PRESTATION DE SERMENT DU PRESIDENT CAMEROUNAIS

 Le pays brûle, Biya se déroule le tapis rouge

Et de 7 pour Paul Biya. Hier, 6 novembre 2018, le président camerounais a prêté serment pour la 7e fois consécutive pour un nouveau mandat de sept ans. Il a été réélu à l’issue de la présidentielle du 7 octobre devant sept autres candidats. Il faut dire que cette 7e investiture de  Biya s’est passée dans un contexte assez particulier. En effet, c’est dans une ambiance particulièrement tendue que le Papy de 85 ans s’est engagé « sur l’honneur à remplir loyalement les fonctions » qui lui sont confiées et a juré de consacrer toutes ses forces « à défendre l’intégrité et l’indépendance de la patrie camerounaise ». Pendant qu’il prononçait ce serment, une bonne partie de Yaoundé, la capitale, était comme une ville fantôme. Les forces de l’ordre ayant quadrillé les points névralgiques, prêtes à réprimer les éventuelles manifestations contre cette investiture considérée comme le couronnement d’un hold- up électoral par l’opposant Maurice Kamto qui, revendiquant la victoire, a appelé ses partisans à la résistance pacifique.
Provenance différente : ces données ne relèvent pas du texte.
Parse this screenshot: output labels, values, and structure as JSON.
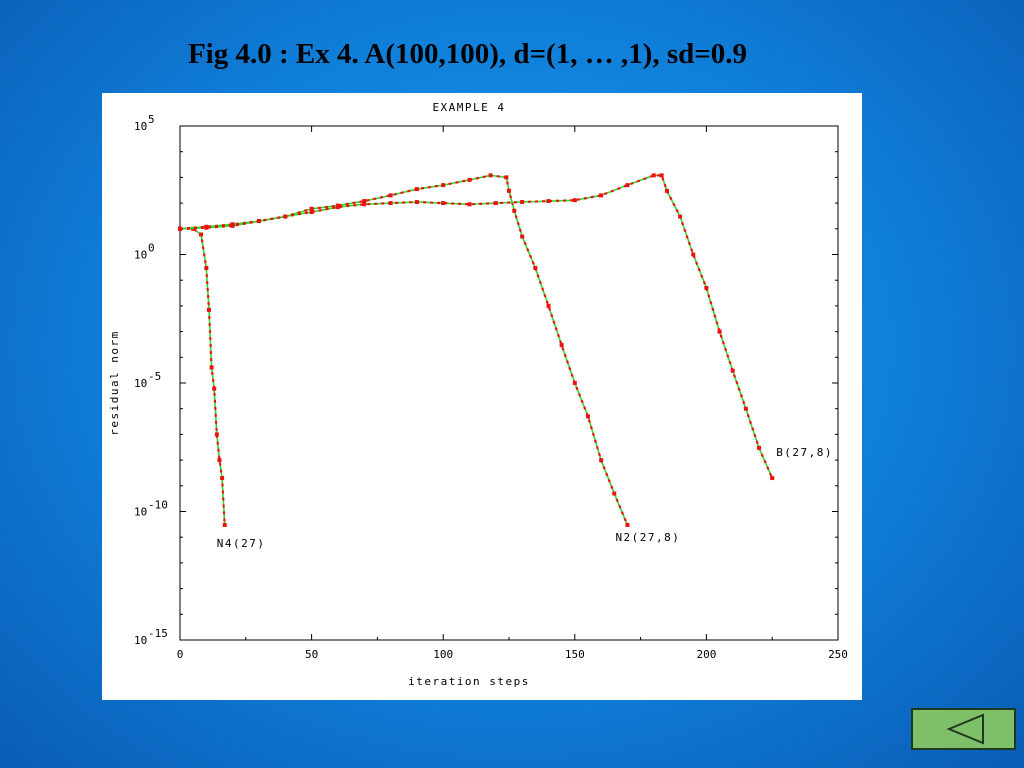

Il faut le dire, cet impressionnant dispositif sécuritaire, ou du moins de répression, peut traduire une sorte d’aveu du pouvoir, qu’il a des choses à se reprocher sur cette réélection réelle ou supposée de Biya qui  dit avoir remportée avec 71,28% des suffrages. Sinon, ce score refléterait la réalité des urnes que les sbires du vieil occupant au sens propre comme au figuré, du Palais d’Etoudi, n’auraient pas besoin de tenir en respect des opposants afin de pouvoir organiser l’investiture de l’octogénaire président. C’est d’ailleurs la première fois, depuis les 36 ans qu’il s’est installé au  palais d’Etoudi, que Papy Biya se voit aussi contesté à l’issue d’une élection présidentielle.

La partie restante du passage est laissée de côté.